Brendan has a surprisingly eclectic, bordering on nerdish, taste in music. He’s into Krautrock, such as Can and Neu! (“I know it’s the weirdest thing”), and The King of Limbs era Radiohead when they shunned pop convention (“A lot of people hated it when they went a bit experimental, but I just loved it”), Tim Hardin (a Google-search reveals he’s a Woodstock veteran), and he has “always been a huge fan” of Morrissey, proving it by reverentially reciting his back catalogue like it’s the Apostle’s Creed.
Whilst he admires these artists pushing back boundaries, he’s divining a safer route.
“The most important thing, and I more than anybody understand, is with this album - get an audience first. With that, take them on a journey, if you don’t have them, there’s no point recording anything at all.
“From there you can make the journey and take them with you, but that’s why it is important to start off on the right foot and not blow people’s minds too far out.”

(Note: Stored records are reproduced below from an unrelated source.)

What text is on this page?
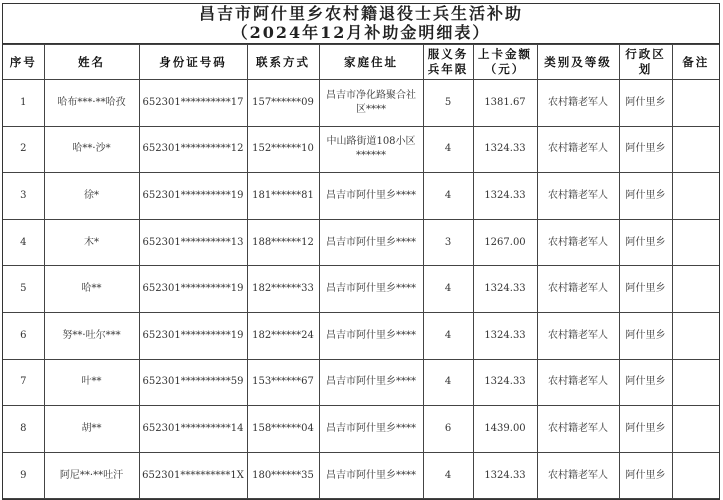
昌吉市阿什里乡农村籍退役士兵生活补助
（2024年12月补助金明细表）
序号	姓名	身份证号码	联系方式	家庭住址	服义务兵年限	上卡金额（元）	类别及等级	行政区划	备注
1	哈布***·**哈孜	652301**********17	157******09	昌吉市净化路聚合社区****	5	1381.67	农村籍老军人	阿什里乡	
2	哈**·沙*	652301**********12	152******10	中山路街道108小区******	4	1324.33	农村籍老军人	阿什里乡	
3	徐*	652301**********19	181******81	昌吉市阿什里乡****	4	1324.33	农村籍老军人	阿什里乡	
4	木*	652301**********13	188******12	昌吉市阿什里乡****	3	1267.00	农村籍老军人	阿什里乡	
5	哈**	652301**********19	182******33	昌吉市阿什里乡****	4	1324.33	农村籍老军人	阿什里乡	
6	努**·吐尔***	652301**********19	182******24	昌吉市阿什里乡****	4	1324.33	农村籍老军人	阿什里乡	
7	叶**	652301**********59	153******67	昌吉市阿什里乡****	4	1324.33	农村籍老军人	阿什里乡	
8	胡**	652301**********14	158******04	昌吉市阿什里乡****	6	1439.00	农村籍老军人	阿什里乡	
9	阿尼**·**吐汗	652301**********1X	180******35	昌吉市阿什里乡****	4	1324.33	农村籍老军人	阿什里乡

It’s the sensible approach to a man who has been shaped by growing up on a dairy farm, one of 13 kids, and a less than glamorous worklife.

Backstory
Upon leaving school, he worked as a panel beater before drawing a wage from Rye Valley Foods in Carrickmacross and eventually working in ‘Beat It Music’ in Drogheda. All the while he was recording MiniDiscs and CDs to send to record companies, and requesting interviews from reluctant journalists, and ultimately getting nowhere. It’s not your typical showbiz backstory. Maybe cruelly, the Celt observes that Brendan McCahey isn’t a particularly showbiz name either - had he considered following others like Dylan or Bowie and performing under a different moniker?
“Well I did,” he says unperturbed by the question. “I released an album called The Making, and I was called The Making more as a person than as a band. It came out, but once it didn’t have that push behind it, it really didn’t go anywhere. It couldn’t - it was just impossible.”
“And from that - if that doesn’t work, you try something else, you-try-something-else, you-try-something-else,” he intones.
That something else turned out was his wife Marion prompting him to enter The Voice.
“You just never know what’s going to work at a time, and sometimes what I’ve realised too, when the time isn’t right, it’s just not right. When the time is right, then it will happen - in everything, I think.”
Whilst time may be ticking for Brendan, just maybe it’s finally the right time.